Over 100 magnificent slides of individual hosta varieties helped break down the concept of how Mildred Seaver is a ‘breeder from’ and Charlie is a ‘breeder to’. The seedlings that came up in Mildred's new shady garden were the basis of many of the hostas now on the market and known under the ‘SEA’ names. Hostas such as H.’Sea Lotus Leaf’, H. ‘Sea Prize’ and basically anything with SEA in the name. Mildred nurtured her seedlings and soon bees and insects were pollinating the flowers of the hosta plants. Then those seeds dropped and new ‘varieties’ of hostas came up.

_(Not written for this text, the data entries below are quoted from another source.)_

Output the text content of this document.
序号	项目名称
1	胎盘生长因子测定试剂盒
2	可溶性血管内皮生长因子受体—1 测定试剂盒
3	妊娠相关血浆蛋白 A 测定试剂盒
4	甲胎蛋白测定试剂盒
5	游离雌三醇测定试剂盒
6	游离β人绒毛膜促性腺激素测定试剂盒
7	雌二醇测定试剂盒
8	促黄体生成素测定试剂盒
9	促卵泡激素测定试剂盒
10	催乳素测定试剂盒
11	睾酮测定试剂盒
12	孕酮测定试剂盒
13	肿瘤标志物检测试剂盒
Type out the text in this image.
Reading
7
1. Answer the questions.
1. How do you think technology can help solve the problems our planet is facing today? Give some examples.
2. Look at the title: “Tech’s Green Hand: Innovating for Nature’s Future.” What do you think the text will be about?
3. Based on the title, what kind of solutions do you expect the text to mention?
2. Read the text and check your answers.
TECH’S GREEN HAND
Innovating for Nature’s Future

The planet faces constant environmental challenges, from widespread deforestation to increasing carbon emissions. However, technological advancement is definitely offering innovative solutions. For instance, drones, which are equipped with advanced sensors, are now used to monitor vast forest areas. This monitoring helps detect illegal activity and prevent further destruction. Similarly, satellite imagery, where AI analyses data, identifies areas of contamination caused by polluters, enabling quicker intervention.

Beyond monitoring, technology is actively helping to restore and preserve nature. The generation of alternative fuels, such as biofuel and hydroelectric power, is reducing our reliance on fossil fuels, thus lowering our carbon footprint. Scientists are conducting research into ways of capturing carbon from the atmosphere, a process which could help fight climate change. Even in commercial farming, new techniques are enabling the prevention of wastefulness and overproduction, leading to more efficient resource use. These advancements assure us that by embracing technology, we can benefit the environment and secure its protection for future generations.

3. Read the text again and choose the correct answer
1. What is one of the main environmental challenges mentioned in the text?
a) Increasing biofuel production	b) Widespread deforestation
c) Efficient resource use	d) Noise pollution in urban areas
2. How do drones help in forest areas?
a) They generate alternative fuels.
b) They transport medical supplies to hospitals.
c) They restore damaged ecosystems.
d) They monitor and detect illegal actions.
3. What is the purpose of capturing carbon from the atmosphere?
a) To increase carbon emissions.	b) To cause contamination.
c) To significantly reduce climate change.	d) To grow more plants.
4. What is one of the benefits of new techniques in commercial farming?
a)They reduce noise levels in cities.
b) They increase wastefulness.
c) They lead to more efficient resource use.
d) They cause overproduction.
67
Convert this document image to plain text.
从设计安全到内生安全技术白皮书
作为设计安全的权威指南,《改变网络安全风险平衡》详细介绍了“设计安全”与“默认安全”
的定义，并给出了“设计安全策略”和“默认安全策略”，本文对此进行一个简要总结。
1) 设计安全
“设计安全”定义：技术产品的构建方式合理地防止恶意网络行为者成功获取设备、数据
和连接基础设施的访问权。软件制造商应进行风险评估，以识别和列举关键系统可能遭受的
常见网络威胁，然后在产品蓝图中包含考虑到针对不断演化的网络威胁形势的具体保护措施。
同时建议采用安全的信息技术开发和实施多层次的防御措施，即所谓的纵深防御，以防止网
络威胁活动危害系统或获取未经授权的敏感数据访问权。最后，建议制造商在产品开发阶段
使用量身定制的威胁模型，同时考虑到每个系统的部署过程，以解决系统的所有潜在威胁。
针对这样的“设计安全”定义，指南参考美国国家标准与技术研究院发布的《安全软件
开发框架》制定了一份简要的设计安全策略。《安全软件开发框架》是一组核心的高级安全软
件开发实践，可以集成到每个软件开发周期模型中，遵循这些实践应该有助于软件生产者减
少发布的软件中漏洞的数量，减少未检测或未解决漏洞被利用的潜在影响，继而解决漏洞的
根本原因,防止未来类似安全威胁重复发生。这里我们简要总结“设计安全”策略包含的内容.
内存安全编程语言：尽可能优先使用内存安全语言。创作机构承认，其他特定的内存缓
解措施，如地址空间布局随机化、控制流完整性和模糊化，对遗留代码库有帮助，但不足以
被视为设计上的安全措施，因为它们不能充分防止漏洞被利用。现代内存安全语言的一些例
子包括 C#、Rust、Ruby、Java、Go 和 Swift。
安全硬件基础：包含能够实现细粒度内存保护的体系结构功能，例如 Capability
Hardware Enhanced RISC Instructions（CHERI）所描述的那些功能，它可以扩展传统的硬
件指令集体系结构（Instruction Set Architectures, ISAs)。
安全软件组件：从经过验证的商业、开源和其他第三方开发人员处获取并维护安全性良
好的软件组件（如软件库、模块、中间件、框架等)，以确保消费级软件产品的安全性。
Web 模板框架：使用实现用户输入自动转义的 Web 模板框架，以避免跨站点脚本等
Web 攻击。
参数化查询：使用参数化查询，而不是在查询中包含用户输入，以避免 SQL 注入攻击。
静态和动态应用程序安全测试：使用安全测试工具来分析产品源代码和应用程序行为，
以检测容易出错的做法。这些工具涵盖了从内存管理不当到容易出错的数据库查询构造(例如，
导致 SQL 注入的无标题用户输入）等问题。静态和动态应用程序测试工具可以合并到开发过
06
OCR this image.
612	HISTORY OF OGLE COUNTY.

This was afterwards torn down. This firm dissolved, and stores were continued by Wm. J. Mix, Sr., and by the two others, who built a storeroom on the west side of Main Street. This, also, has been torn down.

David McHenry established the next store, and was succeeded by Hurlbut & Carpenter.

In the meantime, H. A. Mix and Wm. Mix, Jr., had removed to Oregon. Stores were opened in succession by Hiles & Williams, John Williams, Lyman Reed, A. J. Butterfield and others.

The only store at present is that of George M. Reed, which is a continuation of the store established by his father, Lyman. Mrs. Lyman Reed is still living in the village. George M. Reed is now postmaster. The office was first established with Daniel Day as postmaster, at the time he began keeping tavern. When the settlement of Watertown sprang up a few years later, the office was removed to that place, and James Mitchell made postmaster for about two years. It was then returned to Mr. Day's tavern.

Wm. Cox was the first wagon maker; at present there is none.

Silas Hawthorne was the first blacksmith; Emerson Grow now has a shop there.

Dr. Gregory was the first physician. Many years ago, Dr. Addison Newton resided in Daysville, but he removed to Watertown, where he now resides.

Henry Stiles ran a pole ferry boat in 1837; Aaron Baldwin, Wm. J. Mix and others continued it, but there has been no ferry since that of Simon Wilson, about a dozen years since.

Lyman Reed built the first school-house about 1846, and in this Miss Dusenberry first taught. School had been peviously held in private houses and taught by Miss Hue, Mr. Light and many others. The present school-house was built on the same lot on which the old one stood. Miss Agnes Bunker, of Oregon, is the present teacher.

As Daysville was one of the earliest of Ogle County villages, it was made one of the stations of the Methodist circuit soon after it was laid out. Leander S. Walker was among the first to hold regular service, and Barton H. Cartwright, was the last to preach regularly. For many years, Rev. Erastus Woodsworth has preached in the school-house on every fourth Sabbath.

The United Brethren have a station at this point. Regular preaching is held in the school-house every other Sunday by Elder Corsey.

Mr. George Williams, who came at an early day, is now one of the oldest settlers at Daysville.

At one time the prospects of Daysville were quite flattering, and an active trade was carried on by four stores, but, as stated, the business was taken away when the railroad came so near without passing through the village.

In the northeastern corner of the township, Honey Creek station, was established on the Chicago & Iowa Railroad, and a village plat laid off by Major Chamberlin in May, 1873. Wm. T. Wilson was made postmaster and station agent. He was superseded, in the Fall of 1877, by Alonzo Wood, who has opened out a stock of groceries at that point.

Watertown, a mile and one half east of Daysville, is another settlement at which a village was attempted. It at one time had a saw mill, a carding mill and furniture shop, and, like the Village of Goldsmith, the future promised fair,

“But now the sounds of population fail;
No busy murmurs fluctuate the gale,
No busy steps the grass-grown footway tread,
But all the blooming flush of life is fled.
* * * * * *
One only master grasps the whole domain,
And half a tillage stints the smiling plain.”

Those plants were different than the original plant from which Leola Fraim gathered the seed that she gave to Mildred. Now, after many years of nature taking its course in Mildred’s garden, Mildred makes crosses from those original plants and their offspring. Mildred is a ‘breeder from’ and hybridizers who ‘let the bees do it’ are ‘breeders from’.

Charlie grew up taking only a mild interest in his mother’s hobby. Then in 1989 Charlie began his own hybridizing. Charlie became the kind of hybridizer that he calls a ‘breeder to’. His mother basically continued what the bees had been doing, and took pollen FROM mother plants and scattered it around to other flowers, not really knowing what would result. Charlie began to take pollen from hostas with specific characteristics and pollinated hosta plants with specific characteristics and had a certain result in mind. Charlie calls this ‘breeding to’.

Slide after slide showed how to look for certain quality characteristics in hosta varieties and by combining the great characteristics of a pollen parent and the great characteristics of a pod parent, a ‘breeder to’ can eventually produce a hosta variety with great characteristics that are unique. He explained that ‘breeders to’ are looking for specific characteristics, like the leaf shape of one variety and the leaf color variegation of another. Combinations can produce the thick leaf substance of one variety and the show stopping flower display of another variety. The combinations are endless!

So whether someone is a ‘breeder from’ like Mildred Seaver, or a ‘breeder to’ like Charlie Seaver, the genus hosta affords the shade gardening hobbyist a virtually endless source of combinations that might result in the next unique, show stopping hosta variety. Charlie Seaver encouraged everyone to give it a try. Who knows…with encouragement like that you could have results that put you on the cover of The Hosta Journal!